The couple became engaged just after Christmas and had begun planning right away.
One week ago, Barry, 59, went into the hospital for a gallbladder operation that was supposed to be routine. It wasn’t. Doctors discovered that cancer had attacked several of his organs, including his liver.
“The diagnosis is not complete,” said Scott Anthony, Barry Hanson’s son-in-law. “But it’s a very advanced stage.”
The weight of the news hit the couple and their families on Friday.
“My whole outlook on life has changed 180 degrees in a matter of a couple hours,” Hanson said.

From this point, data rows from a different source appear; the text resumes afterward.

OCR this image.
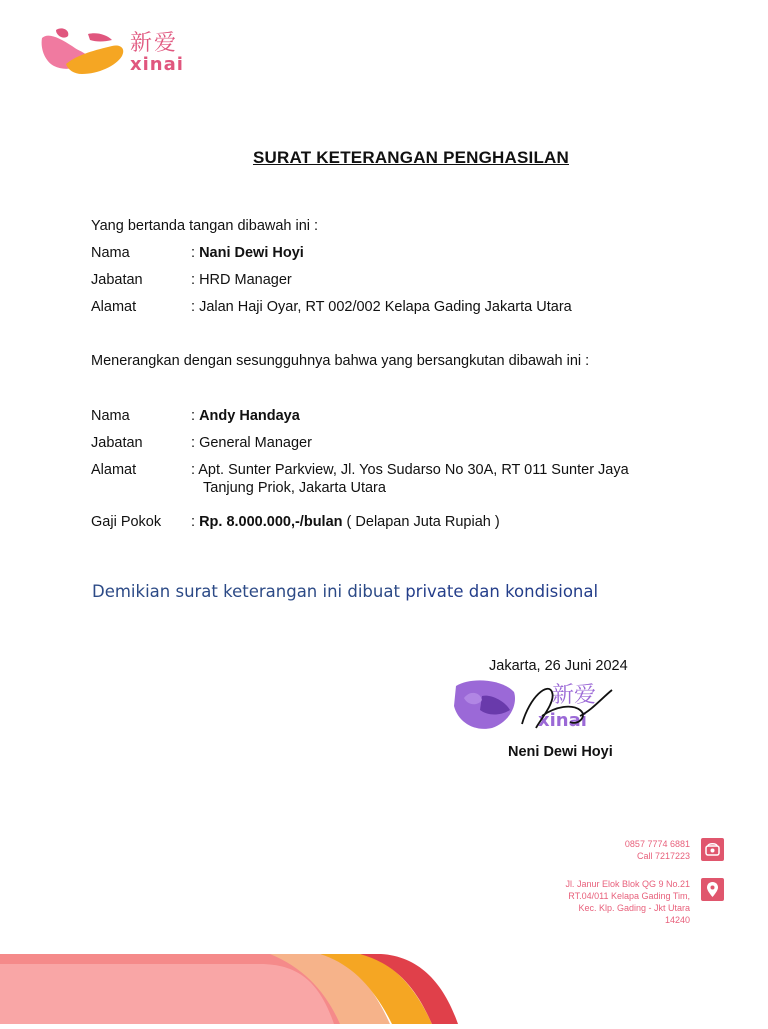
新爱
xinai
SURAT KETERANGAN PENGHASILAN
Yang bertanda tangan dibawah ini :
Nama	: Nani Dewi Hoyi
Jabatan	: HRD Manager
Alamat	: Jalan Haji Oyar, RT 002/002 Kelapa Gading Jakarta Utara
Menerangkan dengan sesungguhnya bahwa yang bersangkutan dibawah ini :
Nama	: Andy Handaya
Jabatan	: General Manager
Alamat	: Apt. Sunter Parkview, Jl. Yos Sudarso No 30A, RT 011 Sunter Jaya
Tanjung Priok, Jakarta Utara
Gaji Pokok : Rp. 8.000.000,-/bulan ( Delapan Juta Rupiah )
Demikian surat keterangan ini dibuat private dan kondisional
Jakarta, 26 Juni 2024
新爱
xinai
Neni Dewi Hoyi
0857 7774 6881
Call 7217223
Jl. Janur Elok Blok QG 9 No.21
RT.04/011 Kelapa Gading Tim,
Kec. Klp. Gading - Jkt Utara
14240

He and LaFreniere decided to move up the wedding.
“We both at the same time said, ‘We can do what we want,'” LaFreniere said. “It was a very simple decision to make.”
At first, they planned a small service in the room. Then, family began streaming in. Pam, 47, has three children from a previous marriage and Barry has five.
“A lot of the nurses said, ‘Boy, you’ve got quite a crowd here. How many people do you think will be coming to this wedding?'” LaFreniere said.
When she answered “about 20,” the nurses began searching for an alternative. On Monday, they set aside the new, window-covered waiting room at the end of the oncology unit. Staff came up with the flowers, the cake and a photographer. Hanson took care of the preacher.
He asked his son, Aaron, an ordained minister, to marry them.
On Tuesday morning, the 29-year-old teacher stood in the hospital hall with his Bible in his hand as his brother, Ian, pushed their dad down the hall to the solarium.
“I think the one part that really struck me was thinking about the love he had shown us,” Aaron said. “The greatest thing he showed me was God, by loving us.”
For the ceremony, Barry was seated in a corner with Pam at his right. At his left sat Ian and his brother, Dane. In the audience, their sister Ivy sat with her husband, Scott.
Another brother, Drew, was on his way home Tuesday from Afghanistan, where he serves in the U.S. military.
The ceremony lasted less than 15 minutes.
As Aaron spoke, the couple held hands, often gazing into each other’s eyes.
“The moment Pam entered my father’s life, it was revived,” Aaron said.
Family smiled and cried. And when the vows ended, they applauded.
“It’s really more than what I envisioned,” Pam said minutes later. She didn’t miss the fancy clothes or the big church. “This wedding today was so much more meaningful.”
She and Barry said they were humbled by the experience.
“I married the love of my life,” Barry said. “It’s truly remarkable.”
There will be no honeymoon, he said.
Rather, the couple plans to go home to Livermore Falls as soon as doctors allow.
And despite his grim diagnosis, Barry insisted Tuesday that he was content.
God made him so, he said.
“There’s been a peace,” he said. “It’s nothing I’ve done myself. My faith has given me strength.”